Bußgeld und Strafpunkten zum Trotz erwischt die Polizei immer mehr
 
Autofahrer mit dem Handy am Ohr. Seit 2005 ist die Anzahl der Verstöße kontinuierlich gestiegen, wie das Kraftfahrt-Bundesamt am Dienstag in Flensburg mitteilte. 2011 wurden insgesamt 450 000 Autofahrer mit Handy am Steuer ertappt. Meist sind es Männer, die verbotenerweise während der Fahrt telefonieren.
 
Doch mittlerwiele erwischt die Polizei auch Frauen: Ihr Anteil ist stetig gewachsen. Verstießen 2005 noch 21 Prozent der Autofahrerinnen gegen das Handyverbot, waren es 2011 bereits 27 Prozent. Die Handynutzung am Steuer ist bereits seit 2004 verboten. Wer erwischt wird, muss 40 Euro Bußgeld zahlen und bekommt einen Punkt im Verkehrszentralregister in Flensburg.
 
Immer mehr Verstöße beim Autofahren
 
In absoluten Zahlen verdoppelten sich die registrierten Verstöße bei den Frauen in den sieben Jahren auf 123 000 Fälle (2005: 61 000). Aber auch die Männer legten zu: 2011 ertappten die Beamten laut Bundesamt 327 000 Männer mit Handy am Steuer, vor sieben Jahren waren es noch 223 000.
 
Insbesondere älteren Autofahrern scheint die Strafe egal zu sein, wie die Zahlen von 2011 belegen: Die 35- bis 44-Jährigen ignorieren das Verbot besonders oft (133 000 Verstöße). In der Altersgruppe 55 bis 64 Jahre hat sich die Anzahl der Verstöße seit 2005 auf 32 000 verdoppelt.
 
Geografisch betrachtet zeigten sich Menschen in NRW als Vieltelefonierer: Im Verhältnis zur Bevölkerungszahl wurden dort im vergangenen Jahr die meisten Verstöße geahndet (11,1 pro 1000 Einwohner). Auf Platz zwei landeten, mit deutlichem Abstand, die Bayern (7,5).

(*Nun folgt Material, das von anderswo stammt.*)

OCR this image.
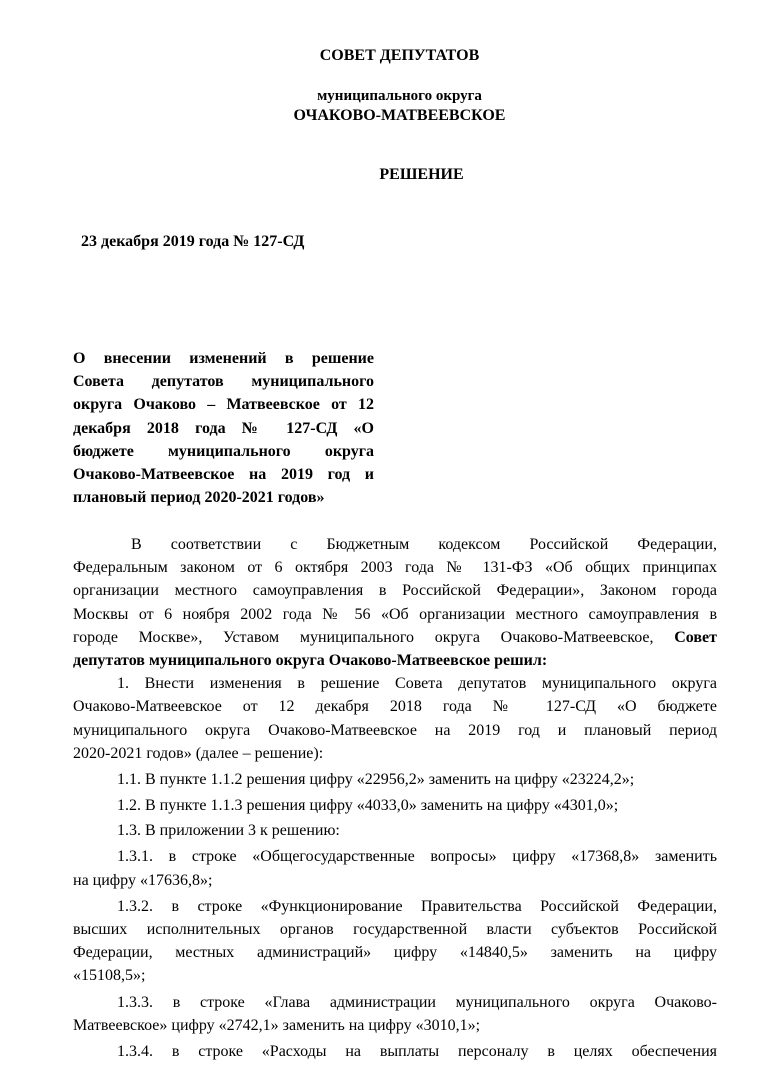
СОВЕТ ДЕПУТАТОВ
муниципального округа
ОЧАКОВО-МАТВЕЕВСКОЕ
РЕШЕНИЕ
23 декабря 2019 года № 127-СД
О внесении изменений в решение
Совета депутатов муниципального
округа Очаково – Матвеевское от 12
декабря 2018 года № 127-СД «О
бюджете муниципального округа
Очаково-Матвеевское на 2019 год и
плановый период 2020-2021 годов»
В соответствии с Бюджетным кодексом Российской Федерации,
Федеральным законом от 6 октября 2003 года № 131-ФЗ «Об общих принципах
организации местного самоуправления в Российской Федерации», Законом города
Москвы от 6 ноября 2002 года № 56 «Об организации местного самоуправления в
городе Москве», Уставом муниципального округа Очаково-Матвеевское, Совет
депутатов муниципального округа Очаково-Матвеевское решил:
1. Внести изменения в решение Совета депутатов муниципального округа
Очаково-Матвеевское от 12 декабря 2018 года № 127-СД «О бюджете
муниципального округа Очаково-Матвеевское на 2019 год и плановый период
2020-2021 годов» (далее – решение):
1.1. В пункте 1.1.2 решения цифру «22956,2» заменить на цифру «23224,2»;
1.2. В пункте 1.1.3 решения цифру «4033,0» заменить на цифру «4301,0»;
1.3. В приложении 3 к решению:
1.3.1. в строке «Общегосударственные вопросы» цифру «17368,8» заменить
на цифру «17636,8»;
1.3.2. в строке «Функционирование Правительства Российской Федерации,
высших исполнительных органов государственной власти субъектов Российской
Федерации, местных администраций» цифру «14840,5» заменить на цифру
«15108,5»;
1.3.3. в строке «Глава администрации муниципального округа Очаково-
Матвеевское» цифру «2742,1» заменить на цифру «3010,1»;
1.3.4. в строке «Расходы на выплаты персоналу в целях обеспечения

Am besten schnitten, rein statistisch gesehen, die Autofahrer aus Sachsen-Anhalt ab (1,9).
 
Negative Statistik bei Männern
 
Insgesamt fallen die Männer im Straßenverkehr deutlich häufiger negativ auf als die Frauen: Im Verkehrszentralregister machen sie laut Bundesbehörde etwa sieben der gut neun Millionen registrierten Verkehrssünder aus. Egal, ob männlich oder weiblich – meist gibt es Ärger, weil die Autofahrer rasen. Zu hohe Geschwindigkeit liegt laut Angaben in mehr als der Hälfte aller registrierten Verstöße vor. Es folgen Alkoholfahrten – die auch meist Männer begehen.